I was wondering how other moms handle their LO being '"beat up". By "beat up" I mean : Pinched, hit, kicked, or bitten. Were in a situation where our nephew (same age as DS) seems to bully our son. He tends to bite, hit, and push our DS and its very heartbreaking to watch this happen to our son and to have our nephew doing it. The hard part is...its family. So its difficult to "just up and leave". How would you handle this situation with out offending SIL and BIL?
We do try to watch the boys really close to prevent things from happening but its happened even with us standing right their. SIL have been doing much better about sitting their son down on TO and telling him no. I just feel sad for them because DS avoids playing with his cousin & doesnt like him close to him...but i cant blame him!
How do we find a solution to help both of us?
Re: How do you handle your LO being "beat up:"
I haven't been in this situation, but I would talk to the parents. How old is the nephew? Old enough to understand? If so, I would talk to him in the "we don't bite/hit/push" kind of way.
If nothing changes, I would just not be around them and let them know why.
Sure, kids are going to do that sort of stuff. DS got bit at daycare last week...it happens. But if it were to happen again and again, then I wouldn't just let it go.
Well my two bully each other around quite a bit, but some things I don't allow. No biting, pinching, hitting, kicking, or pushing is ever allowed. Ever. In those cases (which thankfully are getting rarer and rarer) I step in, pull the offender away, tell them that "No, hitting/kicking/whatever is not nice! We do not hit!" ask them to give the other one a hug and be nice (sometimes they do hug, sometimes they don't), and leave it at that. If it continues more than once or twice, then the offender gets removed from the room entirely and/or has to come sit next to me for a few minutes with no toys until they decide they can be nice. That usually does the trick. Only once has it gone on after that, and in that case she spent a couple minutes in her crib with the door shut. I guess it was kind of like a time out in a way, but not the traditional "sit in that spot and don't get up or else" kind of way which I think they're still too young for.

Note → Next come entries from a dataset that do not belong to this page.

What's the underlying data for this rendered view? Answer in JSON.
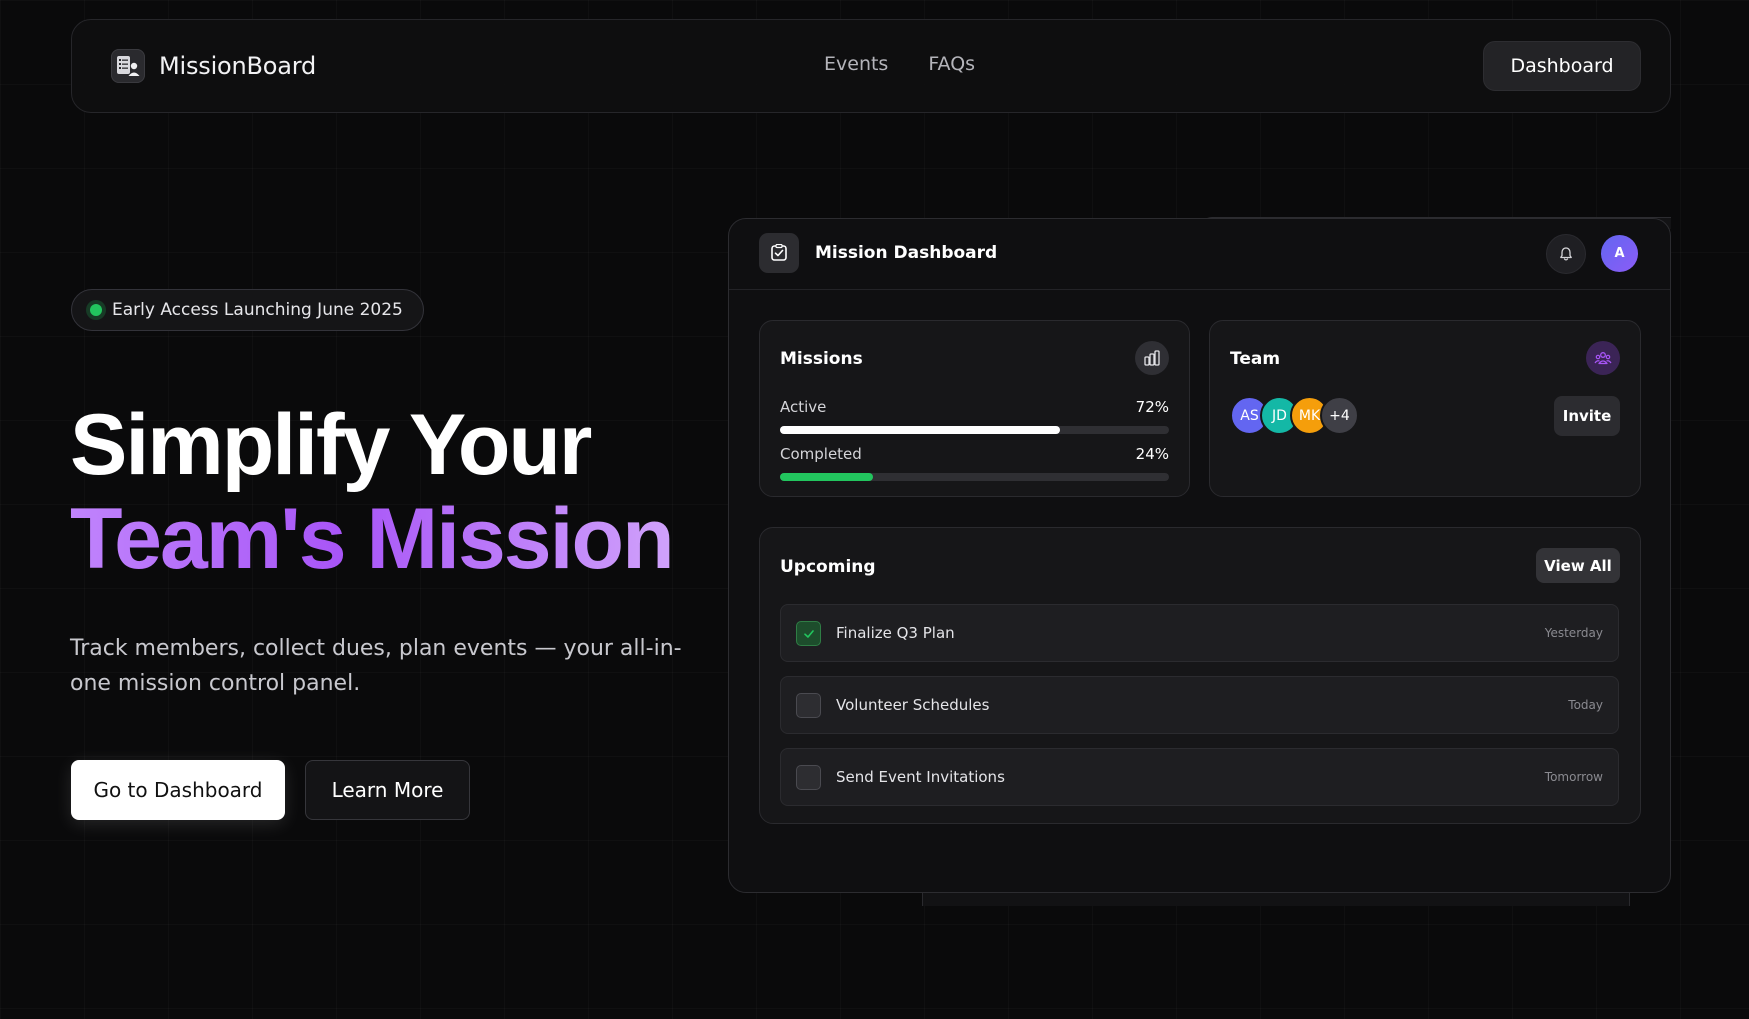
{
  "nav": {
    "brand": "MissionBoard",
    "links": [
      "Events",
      "FAQs"
    ],
    "dashboard_button": "Dashboard"
  },
  "hero": {
    "badge": "Early Access Launching June 2025",
    "title_line1": "Simplify Your",
    "title_line2": "Team's Mission",
    "subtitle": "Track members, collect dues, plan events — your all-in-one mission control panel.",
    "primary_cta": "Go to Dashboard",
    "secondary_cta": "Learn More"
  },
  "panel": {
    "title": "Mission Dashboard",
    "user_initial": "A",
    "missions": {
      "title": "Missions",
      "stats": [
        {
          "label": "Active",
          "value": "72%",
          "fraction": 0.72,
          "color": "#ffffff"
        },
        {
          "label": "Completed",
          "value": "24%",
          "fraction": 0.24,
          "color": "#22c55e"
        }
      ]
    },
    "team": {
      "title": "Team",
      "avatars": [
        {
          "initials": "AS",
          "color": "#6366f1"
        },
        {
          "initials": "JD",
          "color": "#14b8a6"
        },
        {
          "initials": "MK",
          "color": "#f59e0b"
        },
        {
          "initials": "+4",
          "color": "#3f3f46"
        }
      ],
      "invite_button": "Invite"
    },
    "upcoming": {
      "title": "Upcoming",
      "view_all_button": "View All",
      "tasks": [
        {
          "label": "Finalize Q3 Plan",
          "date": "Yesterday",
          "done": true
        },
        {
          "label": "Volunteer Schedules",
          "date": "Today",
          "done": false
        },
        {
          "label": "Send Event Invitations",
          "date": "Tomorrow",
          "done": false
        }
      ]
    }
  },
  "icons": {
    "brand": "checklist-user-icon",
    "panel": "checkbox-icon",
    "bell": "bell-icon",
    "missions": "bar-chart-icon",
    "team": "users-icon",
    "check": "check-icon"
  },
  "colors": {
    "accent_purple": "#a855f7",
    "success_green": "#22c55e",
    "background": "#0a0a0b"
  }
}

Now if it's things like one kid taking a toy from another, or both of them wanting to play with the same thing but not wanting to share, then I let them work it out unless it escalates to a harmful or dangerous behavior. I've noticed that by letting them work things out on their own, they're actually getting a lot better about sharing things. Nathan is ok with handing a book he's reading over to Riley because he's figured out that she'll get bored with it after 30 seconds and give it back to him, and that's far easier than fighting over it and getting in trouble. Riley is ok with sharing the balls in the backyard because she's realized that she can just go get another one out of the bucket and have just as much fun with it.
Also, frequent modeling of gentle behaviors while there isn't a problem is important. You want to give them the tools they need before the situation arises where they need them. If your SIL doesn't do that on her own, you'll want to make doubly sure that you do it while he's around you.
He is 3wks older than DS. The "not being around them" wont work without the "family" being upset. I understand kids will be kids...but when it happens over & over...what do you do? On a good note...nephew is getting a bit better!
Yeah, I'm sorry but if you ever swatted my 3 year old child, or popped them on the back of the head REGARDLESS of what they had just done, you would be kicked the eff out of my house and never invited back. You don't hit someone else's child, whether they're family or not, whether the kid is the biggest bully you've ever seen and you think they "deserve" it or not, it doesn't matter, you DO. NOT. HIT. anyone else's child for any reason. If they're that bad and you're worried about your son's safety then you leave, or speak your mind to the parents all you want, but you do not physically discipline the other child. Ever. I don't even care if they tell you that it's ok to do so, it is never your place to do that.
I would probably do the same thing I'd do with my girls, get serious and say, "No bite/push/hit. That hurts." in a firm voice. That's what I do if I get bitten too
Then I re-direct the child to something else. If the child that got hurt is crying/upset I console and try to direct my attention to that child rather than the child that just got reprimanded.
We are also working on the sign for "sorry".
If your SIL/BIL have a problem with that, IDK what to tell you... maybe they shouldn't have too many play dates until the concept of sharing develops.
ITA! Speak to the parents or leave. Never take it out on the child! Your aunt was correct on freaking out on you.
Yeah I would be likely to want to hit you in the head if you touched my child. Just saying..
I personally dont think any parent should punish a child other than their own....also hitting for hitting doesnt really solve the problem?